‘When students develop the ability to reflect on their learning, they become more self-aware, independent, and motivated learners. This helps shift them from being passive recipients to active agents of their learning.’ This statement by the Global Metacognition Institute was presented to staff at this week’s Professional Learning and Development session, which was focused on students becoming more reflective learners. While staff have been busy implementing strategies to strengthen pedagogical practices and ensure calm, settled, and productive classrooms, the flip side is students taking ownership of their learning, with self-reflection as a key component.
Denmore describes self-reflection as the evaluation or judgement of your performance and the identification of strengths and weaknesses with a view to improving learning outcomes (Denmore, 2017). A report by the National Council for Curriculum and Assessment set down the benefits for students of reflecting in and on learning. This included learners becoming more aware of the knowledge and skills they have developed and identifying strengths and areas for development. Setting actionable future learning goals, gaining a greater understanding of themselves and how they learn, and taking more responsibility for their learning were also highlighted as benefits.
As we look to our value of Excellence and supporting our young people to realise their potential, it is important that we foster a culture that provides the opportunities and mechanisms for self-reflection and goal setting. To that end, we have prioritised building students’ capacity to learn deeply and independently, and to exercise agency, in our Annual Implementation Plan for 2026. Teaching students how to learn and study is part of this. We’ll know we’ve achieved this when our students demonstrate deep and independent learning behaviours and show increased motivation, agency and efficacy.
Over the past few weeks, Donna Smith, Dean of Year 9, has been piloting a reflection tool that we plan to implement this term for all year groups. It has its genesis in a conversation we had in the car on the return from the Wānaka Show back in March. A group of our Year 10 boarders spent time with us in the tent during the show, and we were interested to hear the conversations about the Progress Grades that had just been published. There was an energy and genuine engagement in their sharing of grades. On our return to Dunedin, we talked about how we could use this engagement to spur a deeper and systemised reflective and goal-setting process. Donna ran with this and developed the Reflect & Reset, which has been piloted with the Year 9s.
The Reflect & Reset tool is a structured routine to help students turn Progress Grades into reflection, and reflection into next steps they act on. It usesstructured reflection to develop awareness, ownership, and improvement. The Year 9 students have engaged with the activity in CORE class after each round of Progress Grades. Here, they work through a scaffolded process of reflection and goal setting. The role of the teacher is to ensure the time and conditions are set for the students to carry out the activity.

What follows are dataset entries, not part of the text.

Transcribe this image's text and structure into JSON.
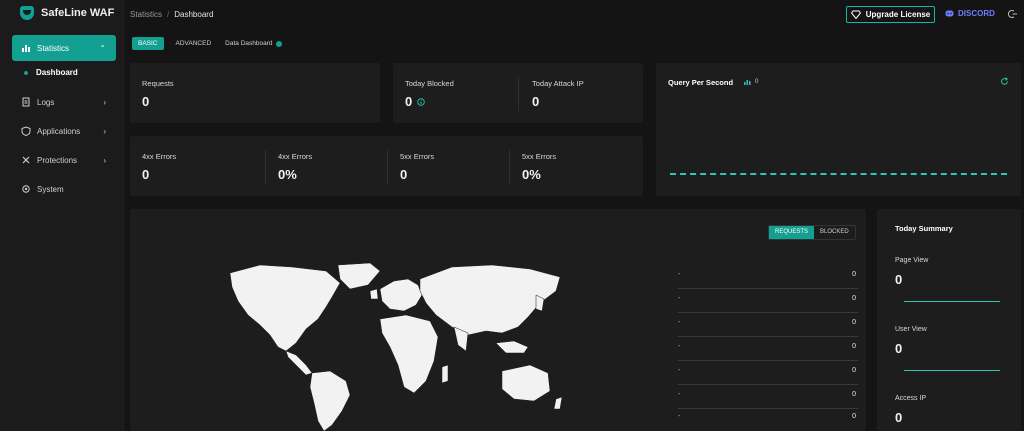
{
  "app": {
    "name": "SafeLine WAF"
  },
  "sidebar": {
    "items": [
      {
        "label": "Statistics",
        "icon": "bar-chart-icon",
        "active": true
      },
      {
        "label": "Logs",
        "icon": "document-icon"
      },
      {
        "label": "Applications",
        "icon": "shield-icon"
      },
      {
        "label": "Protections",
        "icon": "tools-icon"
      },
      {
        "label": "System",
        "icon": "gear-icon"
      }
    ],
    "sub_item": "Dashboard"
  },
  "breadcrumb": {
    "parent": "Statistics",
    "separator": "/",
    "current": "Dashboard"
  },
  "header": {
    "upgrade_label": "Upgrade License",
    "discord_label": "DISCORD"
  },
  "tabs": {
    "basic": "BASIC",
    "advanced": "ADVANCED",
    "data_dashboard": "Data Dashboard"
  },
  "metrics": {
    "requests": {
      "label": "Requests",
      "value": "0"
    },
    "today_blocked": {
      "label": "Today Blocked",
      "value": "0"
    },
    "today_attack_ip": {
      "label": "Today Attack IP",
      "value": "0"
    },
    "errors": [
      {
        "label": "4xx Errors",
        "value": "0"
      },
      {
        "label": "4xx Errors",
        "value": "0%"
      },
      {
        "label": "5xx Errors",
        "value": "0"
      },
      {
        "label": "5xx Errors",
        "value": "0%"
      }
    ]
  },
  "qps": {
    "title": "Query Per Second",
    "value": "0"
  },
  "map": {
    "toggle": {
      "requests": "REQUESTS",
      "blocked": "BLOCKED"
    },
    "rows": [
      {
        "key": "-",
        "value": "0"
      },
      {
        "key": "-",
        "value": "0"
      },
      {
        "key": "-",
        "value": "0"
      },
      {
        "key": "-",
        "value": "0"
      },
      {
        "key": "-",
        "value": "0"
      },
      {
        "key": "-",
        "value": "0"
      },
      {
        "key": "-",
        "value": "0"
      }
    ]
  },
  "summary": {
    "title": "Today Summary",
    "page_view": {
      "label": "Page View",
      "value": "0"
    },
    "user_view": {
      "label": "User View",
      "value": "0"
    },
    "access_ip": {
      "label": "Access IP",
      "value": "0"
    }
  },
  "colors": {
    "accent": "#13a093",
    "discord": "#6a7dff",
    "background": "#141414",
    "card": "#1d1d1d"
  }
}
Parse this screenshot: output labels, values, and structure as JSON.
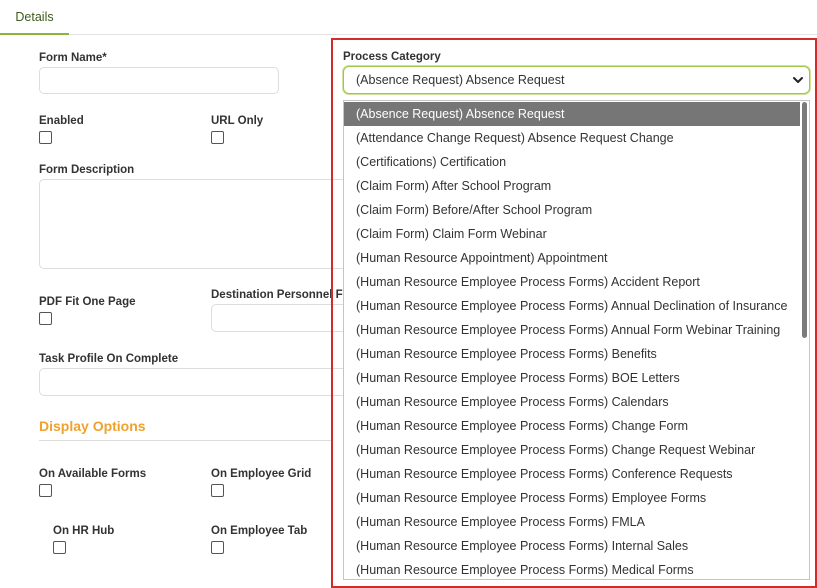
{
  "tabs": {
    "details": "Details"
  },
  "form": {
    "form_name_label": "Form Name*",
    "form_name_value": "",
    "enabled_label": "Enabled",
    "url_only_label": "URL Only",
    "form_description_label": "Form Description",
    "pdf_fit_label": "PDF Fit One Page",
    "destination_label": "Destination Personnel Fo",
    "task_profile_label": "Task Profile On Complete"
  },
  "display_options": {
    "title": "Display Options",
    "on_available_forms": "On Available Forms",
    "on_employee_grid": "On Employee Grid",
    "on_hr_hub": "On HR Hub",
    "on_employee_tab": "On Employee Tab"
  },
  "process_category": {
    "label": "Process Category",
    "selected": "(Absence Request) Absence Request",
    "options": [
      "(Absence Request) Absence Request",
      "(Attendance Change Request) Absence Request Change",
      "(Certifications) Certification",
      "(Claim Form) After School Program",
      "(Claim Form) Before/After School Program",
      "(Claim Form) Claim Form Webinar",
      "(Human Resource Appointment) Appointment",
      "(Human Resource Employee Process Forms) Accident Report",
      "(Human Resource Employee Process Forms) Annual Declination of Insurance",
      "(Human Resource Employee Process Forms) Annual Form Webinar Training",
      "(Human Resource Employee Process Forms) Benefits",
      "(Human Resource Employee Process Forms) BOE Letters",
      "(Human Resource Employee Process Forms) Calendars",
      "(Human Resource Employee Process Forms) Change Form",
      "(Human Resource Employee Process Forms) Change Request Webinar",
      "(Human Resource Employee Process Forms) Conference Requests",
      "(Human Resource Employee Process Forms) Employee Forms",
      "(Human Resource Employee Process Forms) FMLA",
      "(Human Resource Employee Process Forms) Internal Sales",
      "(Human Resource Employee Process Forms) Medical Forms"
    ]
  },
  "colors": {
    "accent_green": "#8cb33a",
    "section_orange": "#f0a12c",
    "highlight_red": "#d42a2a",
    "selected_option_bg": "#767676"
  }
}
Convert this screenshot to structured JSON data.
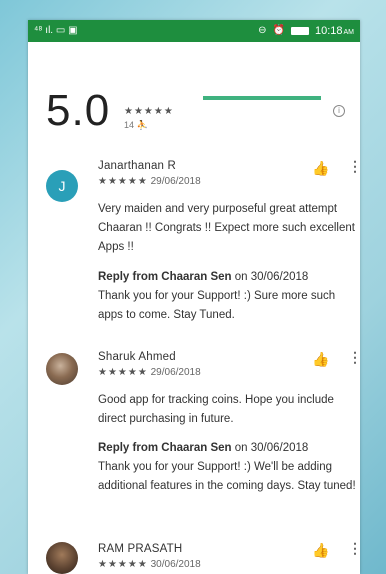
{
  "status_bar": {
    "left_icons": "⁴⁸ ıl. ▭ ▣",
    "time": "10:18",
    "ampm": "AM"
  },
  "rating_summary": {
    "score": "5.0",
    "stars": "★★★★★",
    "count": "14",
    "bar_fill_fraction": 1.0
  },
  "reviews": [
    {
      "avatar_letter": "J",
      "name": "Janarthanan R",
      "stars": "★★★★★",
      "date": "29/06/2018",
      "text": "Very maiden and very purposeful great attempt Chaaran !! Congrats !! Expect more such excellent Apps !!",
      "reply_from": "Reply from Chaaran Sen",
      "reply_date": "on 30/06/2018",
      "reply_text": "Thank you for your Support! :) Sure more such apps to come. Stay Tuned."
    },
    {
      "name": "Sharuk Ahmed",
      "stars": "★★★★★",
      "date": "29/06/2018",
      "text": "Good app for tracking coins. Hope you include direct purchasing in future.",
      "reply_from": "Reply from Chaaran Sen",
      "reply_date": "on 30/06/2018",
      "reply_text": "Thank you for your Support! :) We'll be adding additional features in the coming days. Stay tuned!"
    },
    {
      "name": "RAM PRASATH",
      "stars": "★★★★★",
      "date": "30/06/2018"
    }
  ]
}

Donna shared her observations about self-reflection by the Year 9s before the implementation of the Reflect & Reset. There was learning happening, but not learning from learning. Students completed work, but did not improve from it or engage in feedback. Any reflection was surface-level, and goals were vague or disconnected from learning. Overall, the students were passive in their progress and were not responding to feedback effectively. Reflection only matters if it leads to change.
The Year 9 Reflect & Reset provides a scaffold by which the students reflect on what they did well and need to improve on for each of the Knowledge & Understanding, Effort & Attitude, and Self-Management & Collaboration learning attributes. This includes comparisons of averages between report cycles. They set a goal for the next three-week cycle and how they will know they have achieved this. Entering into a growth mindset, they anticipate any challenges and how they will overcome them.
The feedback gathered from the Year 9s shows the positive reception to and impact of the Reflect & Reset, which will only be strengthened as the practice embeds.
Showing areas for improvement: “It helps me find my weaker areas.” / “I didn’t check my grades before, but now I do.” / “I can see what I need to work on.”
Goals Drive Action: “It gives me something to focus on.” / “I have something to work towards.” / “It motivates me to try harder.”
Students Are Changing What They Do: “I focus more and get my work done.” / “I ask more questions.” / “I think about how I use my time.”
It Holds Me Accountable: “It makes me want to try harder.” / “I don’t want my score to go down.” / “It keeps me on track.”
Effort is Becoming Visible:“I try harder to get a better effort grade.” / “I do things with more intent.” / “I want teachers to see I’m trying.”
The success of the pilot activity has led to the development of templates for the Year 7s and 8s and another for senior students, which includes prompts for direct engagement with their NCEA data. The Reflect & Reset will be rolled out over the next two weeks. Students engage with it in the week following the publication of Progress Grades, and this will be done during Form Time.
Building this habit and practice will have a significant impact on experiences and outcomes of young people at John McGlashan College. This will help shift our students from being ‘passive recipients’ to ‘active agents of their learning’, a necessary precursor to them realising their potential.